The ship’s honorary mother, Chaplain Kate ‘Madre’ Lord, one of Toowoomba’s three serving mums, said she loved taking care of the ship’s company.
“My two kids are in their 20s now. I miss them, but it’s good for them to learn to manage our house in Melbourne and to be independent.
“Caring for the ship’s company is a bit of an extension of my role as a mum.
“I love the people here, and listening to their stories brings me joy every day,” Chaplain Lord said.
Chief Petty Officer Naval Police Coxswain Deborah Schluter has three children at home and her husband Chief Petty Officer Boatswain Jon Schluter on fulltime parenting duty.
This is Chief Petty Officer Schluter’s first deployment to the Middle Eastern Region, but throughout her career spanning over 20 years she has completed countless other exercises and operations in her time, missing many Mothers’ Days amongst other special occasions.
“My eldest son, Justin (nearly 17), my daughter Evelyn (12), and my youngest son Flynn, who will have just turned 6 by the time we get home, are the ones who make the biggest sacrifices,” Chief Petty Officer Schluter said.
“It’s hard for me to be out here and away from them, but it is harder for them.
“In their short lives, they have had to endure not only one parent leaving for months on end, but two of us.
“They are the strongest, bravest and most resilient children and I am so proud of them.
“I cannot wait to get home, hold them and tell them how much I love them,” she said.
While mums back home in Australia woke up to the smell of burnt toast and sound of giggling children trying to make their mum breakfast in bed, there was no such joy for Leading Seaman Maritime Logistics - Chef Kiralee Ekin, who herself was up early, helping her team cook up breakfast and lunch for the 190 crew in Toowoomba.
Missing Mother’s Day with her seven-year-old son Cooper for the third time in as many years, Leading Seaman Ekin can’t wait to get back to Australia in July to spend time with him, after spending six months on Operation MANITOU.
“He is the happiest, most caring and resilient little boy.

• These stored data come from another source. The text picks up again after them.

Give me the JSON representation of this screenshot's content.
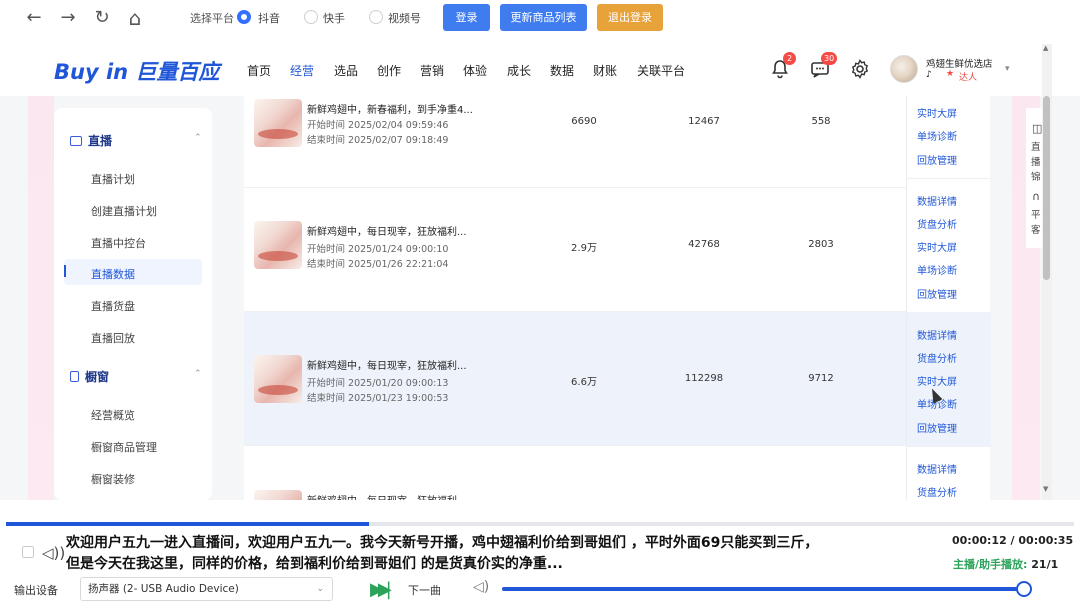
{
  "topbar": {
    "nav": {
      "back": "←",
      "forward": "→",
      "refresh": "↻",
      "home": "⌂"
    },
    "platform_label": "选择平台",
    "platforms": [
      {
        "label": "抖音",
        "selected": true
      },
      {
        "label": "快手",
        "selected": false
      },
      {
        "label": "视频号",
        "selected": false
      }
    ],
    "buttons": {
      "login": "登录",
      "update_list": "更新商品列表",
      "logout": "退出登录"
    },
    "colors": {
      "primary": "#3f7cf0",
      "warning": "#e8a23a"
    }
  },
  "header": {
    "logo": "Buy in 巨量百应",
    "menu": [
      {
        "label": "首页",
        "active": false
      },
      {
        "label": "经营",
        "active": true
      },
      {
        "label": "选品",
        "active": false
      },
      {
        "label": "创作",
        "active": false
      },
      {
        "label": "营销",
        "active": false
      },
      {
        "label": "体验",
        "active": false
      },
      {
        "label": "成长",
        "active": false
      },
      {
        "label": "数据",
        "active": false
      },
      {
        "label": "财账",
        "active": false
      },
      {
        "label": "关联平台",
        "active": false
      }
    ],
    "bell_badge": "2",
    "message_badge": "30",
    "shop_name": "鸡翅生鲜优选店",
    "role": "达人"
  },
  "sidebar": {
    "groups": [
      {
        "label": "直播",
        "items": [
          {
            "label": "直播计划",
            "active": false
          },
          {
            "label": "创建直播计划",
            "active": false
          },
          {
            "label": "直播中控台",
            "active": false
          },
          {
            "label": "直播数据",
            "active": true
          },
          {
            "label": "直播货盘",
            "active": false
          },
          {
            "label": "直播回放",
            "active": false
          }
        ]
      },
      {
        "label": "橱窗",
        "items": [
          {
            "label": "经营概览",
            "active": false
          },
          {
            "label": "橱窗商品管理",
            "active": false
          },
          {
            "label": "橱窗装修",
            "active": false
          }
        ]
      }
    ]
  },
  "table": {
    "rows": [
      {
        "title": "新鲜鸡翅中，新春福利，到手净重4...",
        "start": "开始时间  2025/02/04 09:59:46",
        "end": "结束时间  2025/02/07 09:18:49",
        "c1": "6690",
        "c2": "12467",
        "c3": "558"
      },
      {
        "title": "新鲜鸡翅中，每日现宰，狂放福利...",
        "start": "开始时间  2025/01/24 09:00:10",
        "end": "结束时间  2025/01/26 22:21:04",
        "c1": "2.9万",
        "c2": "42768",
        "c3": "2803"
      },
      {
        "title": "新鲜鸡翅中，每日现宰，狂放福利...",
        "start": "开始时间  2025/01/20 09:00:13",
        "end": "结束时间  2025/01/23 19:00:53",
        "c1": "6.6万",
        "c2": "112298",
        "c3": "9712"
      },
      {
        "title": "新鲜鸡翅中，每日现宰，狂放福利...",
        "start": "",
        "end": "",
        "c1": "",
        "c2": "",
        "c3": ""
      }
    ],
    "ops": [
      "数据详情",
      "货盘分析",
      "实时大屏",
      "单场诊断",
      "回放管理"
    ]
  },
  "right_float": {
    "a": "直播锦",
    "b": "平客"
  },
  "player": {
    "subtitle_1": "欢迎用户五九一进入直播间，欢迎用户五九一。我今天新号开播，鸡中翅福利价给到哥姐们 ，平时外面69只能买到三斤，",
    "subtitle_2": "但是今天在我这里，同样的价格，给到福利价给到哥姐们 的是货真价实的净重...",
    "time": "00:00:12 / 00:00:35",
    "status": "主播/助手播放:",
    "status_index": "21/1",
    "progress": 0.34,
    "output_label": "输出设备",
    "output_device": "扬声器 (2- USB Audio Device)",
    "next_label": "下一曲",
    "volume": 1.0
  }
}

I am super proud of him and am missing him more than I can say.
“The things I’m looking forward to the most when I get home are his rough cuddles and spending quality time outdoors camping and doing the things he loves,” Leading Seaman Ekin said, with a tear in her eye.
Whilst tough on any parent, Toowoomba’s ‘Fearless’ mums are a great example of how people from all stages in their life can continue a successful and rewarding career in the Navy.
“We are all equals in Toowoomba. That’s what makes our ship great.
“Just because we are mums, doesn’t mean that we are treated any differently to anyone else onboard.
“We are all one big team,” Chief Petty Officer Schluter said.
Toowoomba has completed four months of her six month Operation MANITOU deployment and is due to return to her home port at Fleet Base West in July.